L’art de l’illustration scientifique : Spécimens graphiques
Publié le 14/02/2018 à 17:58 - 11 min - par Pseudo
La compréhension des sciences est aujourd’hui facilitée par une large palette de techniques et de médias : éditions de vulgarisation, émissions scientifiques, infographies, tutoriels Utube... Les plus obscures théories scientifiques n’ont ainsi (presque) plus de secrets pour le commun des mortels. Cette assimilation du discours théorique a toutefois longtemps reposé sur la seule illustration scientifique et son outil essentiel, le dessin. Un dessin qui n'est pas anodin lorsque son créateur est le scientifique lui-même : un homme-orchestre au don d’ubiquité portant en lui le métissage subtil du savant touche-à-tout, de l’artiste et du pédagogue.
La règle
Dans le domaine de l’illustration scientifique, l’illustrateur qui se met au service d’une publication doit théoriquement jouer un rôle secondaire.
S’il s’autorise un style, il assagit sa créativité et atténue les manifestations de sa personnalité artistique. Il met ainsi discrètement son talent à la disposition du discours et de l’hypothèse.

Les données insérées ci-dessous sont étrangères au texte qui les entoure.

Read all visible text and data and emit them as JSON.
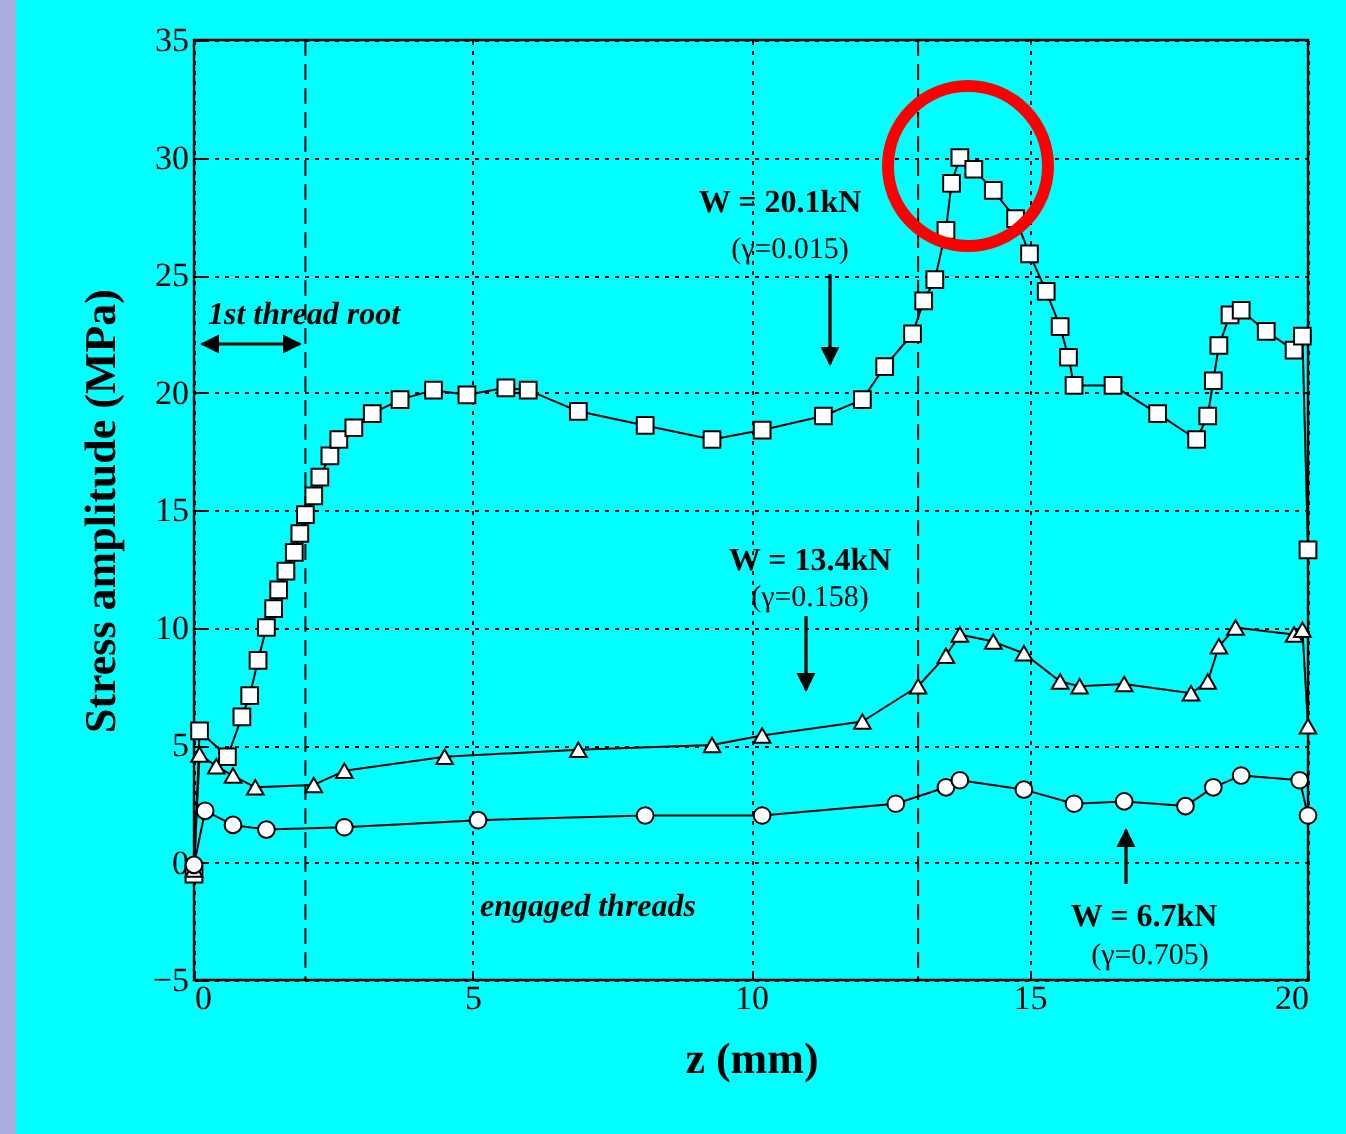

Ce principe n’a pourtant pas été l’apanage de toute l’édition scientifique, jalonnée de curiosités « scientifico-graphiques » comme autant d’heureux contre-exemples à cette règle.
… et son irrégularité
Parfois l’illustrateur et le savant ne sont qu’un seul et même homme dont le travail est motivé par une volonté forcenée de décrire l’inconnu et démêler le nébuleux.

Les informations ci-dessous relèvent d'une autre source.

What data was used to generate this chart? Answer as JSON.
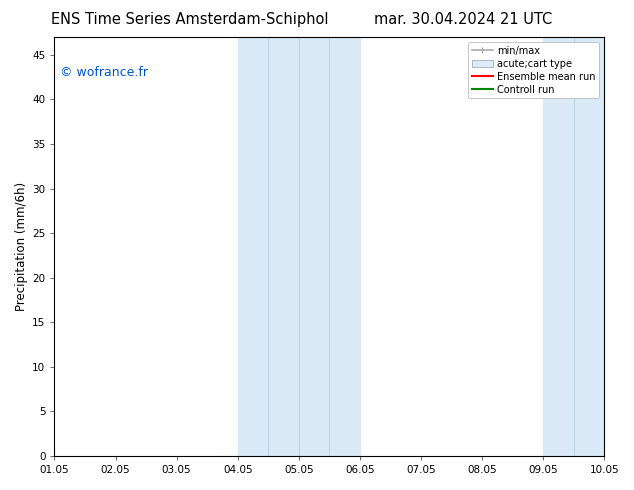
{
  "title_left": "ENS Time Series Amsterdam-Schiphol",
  "title_right": "mar. 30.04.2024 21 UTC",
  "ylabel": "Precipitation (mm/6h)",
  "xlim": [
    0,
    9
  ],
  "ylim": [
    0,
    47
  ],
  "yticks": [
    0,
    5,
    10,
    15,
    20,
    25,
    30,
    35,
    40,
    45
  ],
  "xtick_positions": [
    0,
    1,
    2,
    3,
    4,
    5,
    6,
    7,
    8,
    9
  ],
  "xtick_labels": [
    "01.05",
    "02.05",
    "03.05",
    "04.05",
    "05.05",
    "06.05",
    "07.05",
    "08.05",
    "09.05",
    "10.05"
  ],
  "shaded_regions": [
    {
      "xmin": 3.0,
      "xmax": 5.0,
      "color": "#daeaf7"
    },
    {
      "xmin": 8.0,
      "xmax": 9.0,
      "color": "#daeaf7"
    }
  ],
  "inner_vlines": [
    3.5,
    4.0,
    4.5,
    8.5
  ],
  "watermark_text": "© wofrance.fr",
  "watermark_color": "#0055cc",
  "legend_labels": [
    "min/max",
    "acute;cart type",
    "Ensemble mean run",
    "Controll run"
  ],
  "bg_color": "#ffffff",
  "title_fontsize": 10.5,
  "tick_fontsize": 7.5,
  "ylabel_fontsize": 8.5,
  "watermark_fontsize": 9
}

Entre appétit scientifique et inspiration graphique, un heureux vacillement s’opère : le savant côtoie l’artiste ou le révèle, générant des œuvres limitrophes aux confins de l’art et des sciences.
La diffusion du savoir portée comme étendard à leurs travaux, ces savants créatifs ont apposé à leur propos d’hommes de sciences, une véritable empreinte graphique.
Illustrateurs libres penseurs, scientifiques s’ignorant artistes, vulgarisateurs inspirés… Voici 4 spécimens de l’illustration scientifique du XIXe siècle à nos jours qu’il serait dommage de ne pas connaître.
Oliver Byrne : Archaïque scientifique, artiste malgré lui…
Oliver Byrne (1810-1880), ingénieur et professeur de mathématique d’origine irlandaise installé à Londres, avait tout du scientifique excentrique.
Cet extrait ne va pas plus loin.